New bridges to the west
By the beginning of the 19th century, London was growing at an unprecedented rate, and its links with the south bank of the Thames were clearly no longer adequate. Several proposals for a new London Bridge were considered, including a bold design from Thomas Telford, but the matter was shelved.
In the meantime, several new bridges were built to the west. The first to open after the end of the Napoleonic Wars was James Walker's iron Vauxhall Bridge (originally called the Regent's Bridge), completed in 1816.
|The original Vauxhall Bridge (1816). © NMM|
Vauxhall Bridge should have been built by John Rennie, one of the finest civil engineers of the era.
|A medal commemorating John Rennie (1761-1821). © NMM|
He had started a bridge in Vauxhall in 1811, but Walker's design was preferred as the cheaper option.
|Old Waterloo Bridge from the South Bank, by W.L. Wyllie. © NMM|
Despite this setback, Rennie completed two other bridges in London.
These were Waterloo Bridge, opened in 1817, and Southwark Bridge, opened two years later.
Building Rennie's bridge
Rennie was the obvious man to build the new London Bridge.

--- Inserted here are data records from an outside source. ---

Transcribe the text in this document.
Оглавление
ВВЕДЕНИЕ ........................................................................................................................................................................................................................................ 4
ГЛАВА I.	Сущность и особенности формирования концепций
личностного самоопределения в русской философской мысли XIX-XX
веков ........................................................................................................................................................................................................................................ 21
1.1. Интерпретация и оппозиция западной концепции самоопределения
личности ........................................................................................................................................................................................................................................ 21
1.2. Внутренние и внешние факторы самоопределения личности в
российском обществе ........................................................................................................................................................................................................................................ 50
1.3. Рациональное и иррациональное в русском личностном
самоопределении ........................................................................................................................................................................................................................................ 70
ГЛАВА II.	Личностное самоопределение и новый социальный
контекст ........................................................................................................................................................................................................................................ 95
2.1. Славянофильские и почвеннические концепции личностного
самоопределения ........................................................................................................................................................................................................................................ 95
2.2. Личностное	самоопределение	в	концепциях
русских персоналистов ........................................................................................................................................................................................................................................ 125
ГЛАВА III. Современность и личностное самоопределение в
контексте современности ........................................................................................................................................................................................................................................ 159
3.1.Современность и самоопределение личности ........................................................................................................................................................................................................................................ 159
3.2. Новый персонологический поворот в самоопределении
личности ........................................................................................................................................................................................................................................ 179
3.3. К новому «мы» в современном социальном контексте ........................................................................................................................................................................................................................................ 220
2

He prepared a design for a massive bridge of five arches, which required huge quantities of stone.
|Stone for New London Bridge. © NMM|
Unfortunately, he died in 1821, before the work had begun. Happily for London, his son (also John Rennie) built the bridge to his designs.
|Lighters used for lifting the centres of the New London Bridge. © NMM|
Work began in 1824, and took seven years to complete.

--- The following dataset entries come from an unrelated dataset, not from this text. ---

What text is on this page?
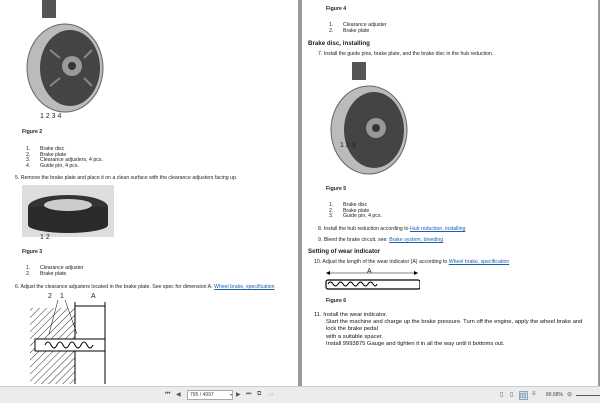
1 2 3 4
Figure 2
1. Brake disc
2. Brake plate
3. Clearance adjusters, 4 pcs.
4. Guide pin, 4 pcs.
5. Remove the brake plate and place it on a clean surface with the clearance adjusters facing up.
1 2
Figure 3
1. Clearance adjuster
2. Brake plate
6. Adjust the clearance adjusters located in the brake plate. See spec for dimension A. Wheel brake, specification
2 1	A
Figure 4
1. Clearance adjuster
2. Brake plate
Brake disc, installing
7. Install the guide pins, brake plate, and the brake disc in the hub reduction.
1 2 3
Figure 5
1. Brake disc
2. Brake plate
3. Guide pin, 4 pcs.
8. Install the hub reduction according to Hub reduction, installing
9. Bleed the brake circuit, see: Brake system, bleeding
Setting of wear indicator
10. Adjust the length of the wear indicator (A) according to Wheel brake, specification
A
Figure 6
11. Install the wear indicator.
Start the machine and charge up the brake pressure. Turn off the engine, apply the wheel brake and lock the brake pedal
with a suitable spacer.
Install 9993875 Gauge and tighten it in all the way until it bottoms out.
⏮ ◀	795 / 4997	▾ ▶ ⏭ ⧉ ▭	▯ ▯ ▯▯ ≡ 89.68% ⊖
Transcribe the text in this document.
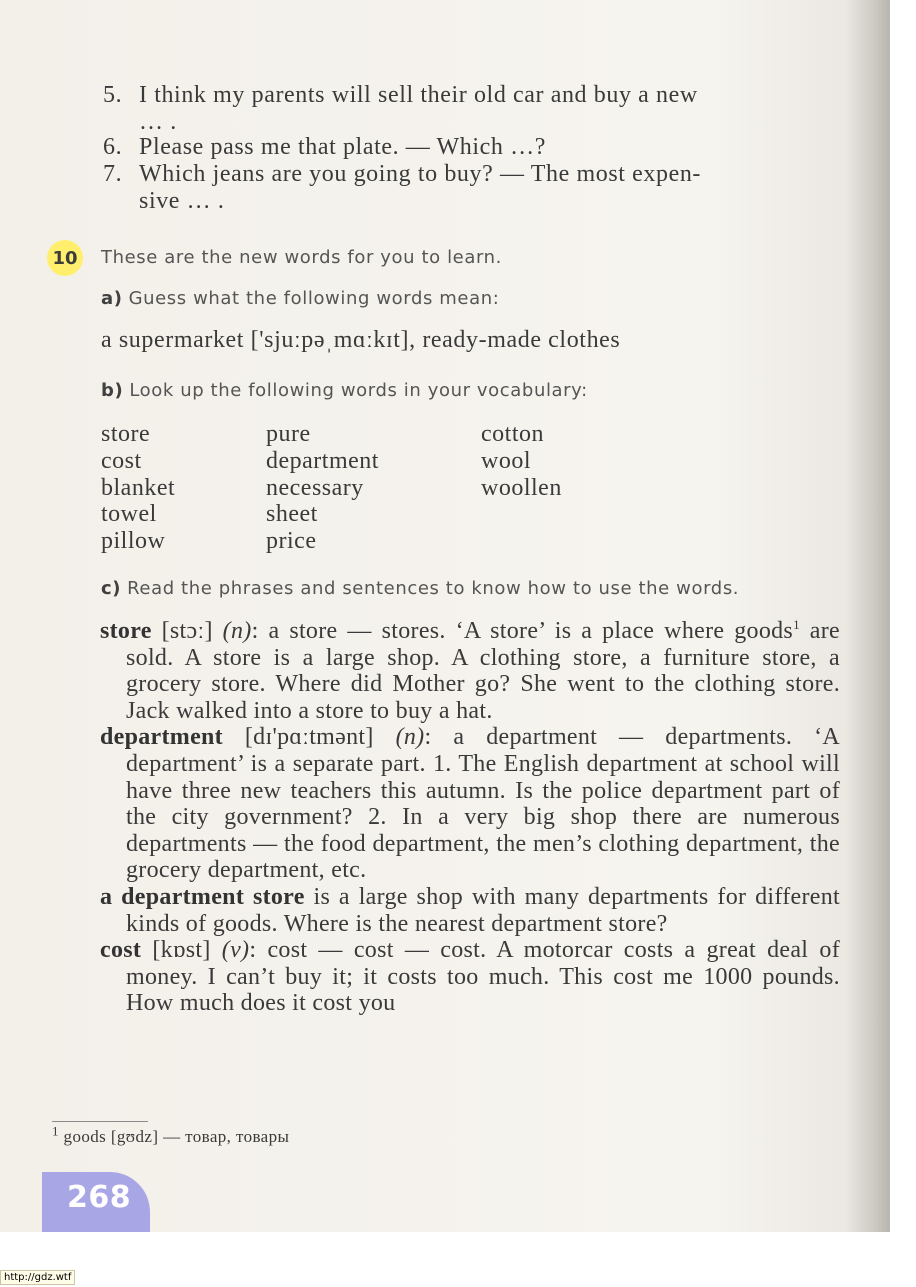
5. I think my parents will sell their old car and buy a new
… .
6. Please pass me that plate. — Which …?
7. Which jeans are you going to buy? — The most expen-
sive … .
10	These are the new words for you to learn.
a) Guess what the following words mean:
a supermarket ['sjuːpəˌmɑːkɪt], ready-made clothes
b) Look up the following words in your vocabulary:
store
cost
blanket
towel
pillow
pure
department
necessary
sheet
price
cotton
wool
woollen
c) Read the phrases and sentences to know how to use the words.
store [stɔː] (n): a store — stores. ‘A store’ is a place where goods$^1$ are sold. A store is a large shop. A clothing store, a furniture store, a grocery store. Where did Mother go? She went to the clothing store. Jack walked into a store to buy a hat.
department [dɪ'pɑːtmənt] (n): a department — departments. ‘A department’ is a separate part. 1. The English department at school will have three new teachers this autumn. Is the police department part of the city government? 2. In a very big shop there are numerous departments — the food department, the men’s clothing department, the grocery department, etc.
a department store is a large shop with many departments for different kinds of goods. Where is the nearest department store?
cost [kɒst] (v): cost — cost — cost. A motorcar costs a great deal of money. I can’t buy it; it costs too much. This cost me 1000 pounds. How much does it cost you
$^1$ goods [gʊdz] — товар, товары
268
http://gdz.wtf
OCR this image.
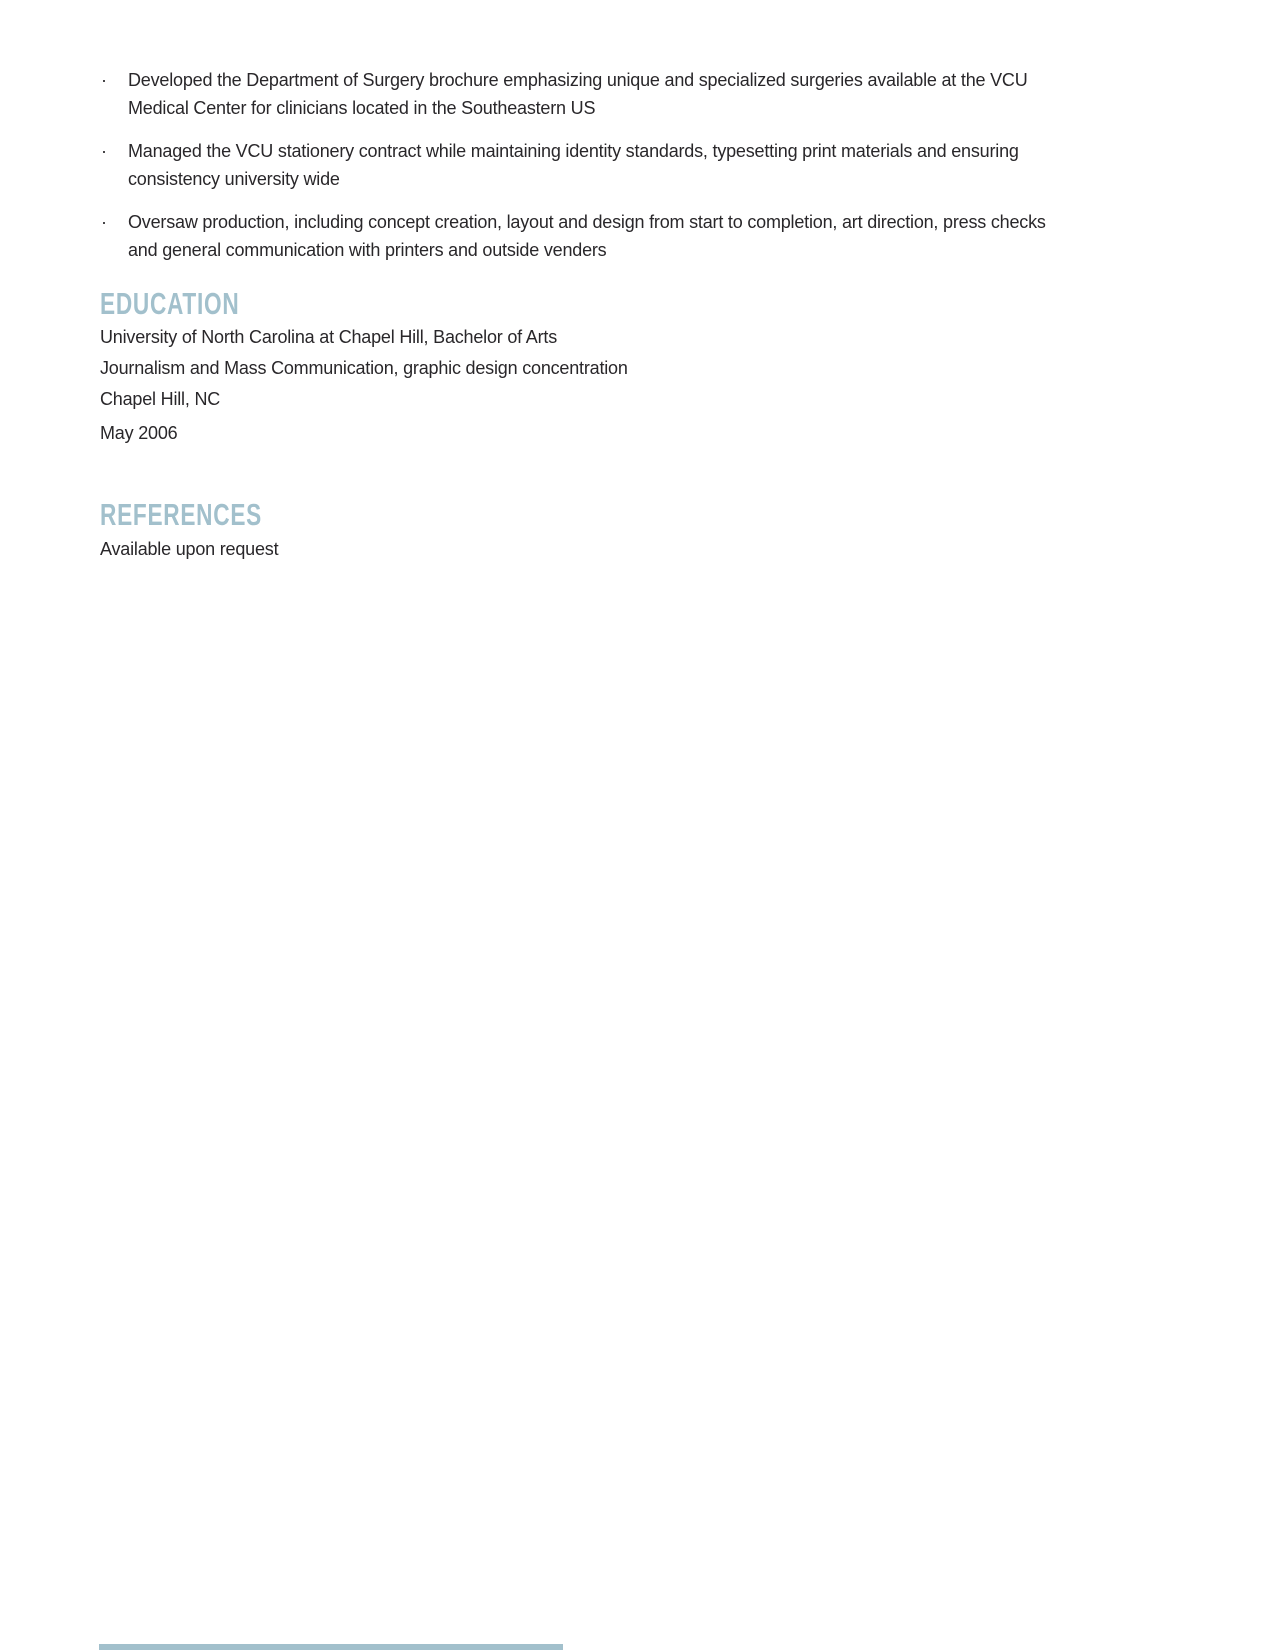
· Developed the Department of Surgery brochure emphasizing unique and specialized surgeries available at the VCU
Medical Center for clinicians located in the Southeastern US
· Managed the VCU stationery contract while maintaining identity standards, typesetting print materials and ensuring
consistency university wide
· Oversaw production, including concept creation, layout and design from start to completion, art direction, press checks
and general communication with printers and outside venders
EDUCATION
University of North Carolina at Chapel Hill, Bachelor of Arts
Journalism and Mass Communication, graphic design concentration
Chapel Hill, NC
May 2006
REFERENCES
Available upon request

Rennie's fine bridge was opened with all the usual pomp on 1 August 1831, with King William IV and Queen Adelaide presiding over the event.

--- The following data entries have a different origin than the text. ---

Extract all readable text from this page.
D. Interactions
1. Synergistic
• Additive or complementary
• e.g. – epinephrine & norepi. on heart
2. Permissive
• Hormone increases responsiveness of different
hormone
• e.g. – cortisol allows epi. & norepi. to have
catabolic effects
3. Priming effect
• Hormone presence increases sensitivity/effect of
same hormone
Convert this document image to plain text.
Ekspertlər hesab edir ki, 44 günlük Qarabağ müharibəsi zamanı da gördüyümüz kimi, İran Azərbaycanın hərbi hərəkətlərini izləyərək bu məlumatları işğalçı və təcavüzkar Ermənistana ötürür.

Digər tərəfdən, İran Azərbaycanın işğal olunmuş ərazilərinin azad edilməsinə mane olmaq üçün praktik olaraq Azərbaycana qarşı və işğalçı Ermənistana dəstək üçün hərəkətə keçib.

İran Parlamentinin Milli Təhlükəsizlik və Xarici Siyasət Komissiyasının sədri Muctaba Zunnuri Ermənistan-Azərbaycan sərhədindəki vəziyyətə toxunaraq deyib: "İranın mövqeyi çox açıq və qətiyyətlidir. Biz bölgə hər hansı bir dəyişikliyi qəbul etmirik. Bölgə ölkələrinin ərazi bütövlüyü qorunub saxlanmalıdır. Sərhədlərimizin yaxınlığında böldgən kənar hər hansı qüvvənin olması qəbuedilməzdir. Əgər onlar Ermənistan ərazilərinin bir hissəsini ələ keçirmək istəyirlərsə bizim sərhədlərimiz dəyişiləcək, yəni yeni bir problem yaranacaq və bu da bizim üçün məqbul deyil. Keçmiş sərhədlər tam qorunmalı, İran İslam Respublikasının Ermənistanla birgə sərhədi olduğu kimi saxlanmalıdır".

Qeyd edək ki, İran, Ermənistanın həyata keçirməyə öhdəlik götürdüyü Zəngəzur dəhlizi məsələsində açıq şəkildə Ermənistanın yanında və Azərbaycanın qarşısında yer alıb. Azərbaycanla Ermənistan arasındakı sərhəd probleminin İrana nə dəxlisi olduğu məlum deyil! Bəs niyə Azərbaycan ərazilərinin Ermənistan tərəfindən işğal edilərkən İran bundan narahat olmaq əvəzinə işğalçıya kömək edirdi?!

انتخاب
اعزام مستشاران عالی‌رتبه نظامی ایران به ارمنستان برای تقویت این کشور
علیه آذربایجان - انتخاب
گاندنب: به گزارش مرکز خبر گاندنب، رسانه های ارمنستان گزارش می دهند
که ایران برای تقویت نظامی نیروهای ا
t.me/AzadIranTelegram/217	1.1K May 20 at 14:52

|The opening of the new London Bridge. © NMM|
As the City (and London as a whole) was so dependent on the Old London Bridge, it was not demolished until January 1832, five months after Rennie's bridge had opened.
|Demolition of Old London Bridge. © NMM|
|London Bridge and Southwark Cathedral, by W.L. Wyllie. © NMM|
Rennie's bridge was a total success. It allowed a far greater volume of traffic to cross the river, and was a huge improvement on the old London Bridge.
Although it was functional and built to the highest standards of the time, it was also a very attractive structure.
It became a favourite subject for London's artists, particularly William Wyllie, who painted it many times.
The bridge under threat
|People and carriages crossing London Bridge at night, by W.L. Wyllie. © NMM|
Despite the success of Rennie's bridge, it eventually failed to cope with the demands made upon it.
Not even Rennie could have imagined how rapidly London's traffic would grow.
Despite the building of many other bridges to the west (and Tower Bridge to the east), London Bridge became busier all the time.
By the end of the 19th century, the bridge could no longer cope with the volume of traffic. It was widened in 1902.
|London Bridge (from the City). © NMM|
The bridge replaced
By the 1960s, the traffic was too great for Rennie's bridge. As it could not be widened again, it was dismantled and replaced with a functional bridge, opened in 1972. However, the bridge lives on - it was re-erected in Lake Havasu City, Arizona.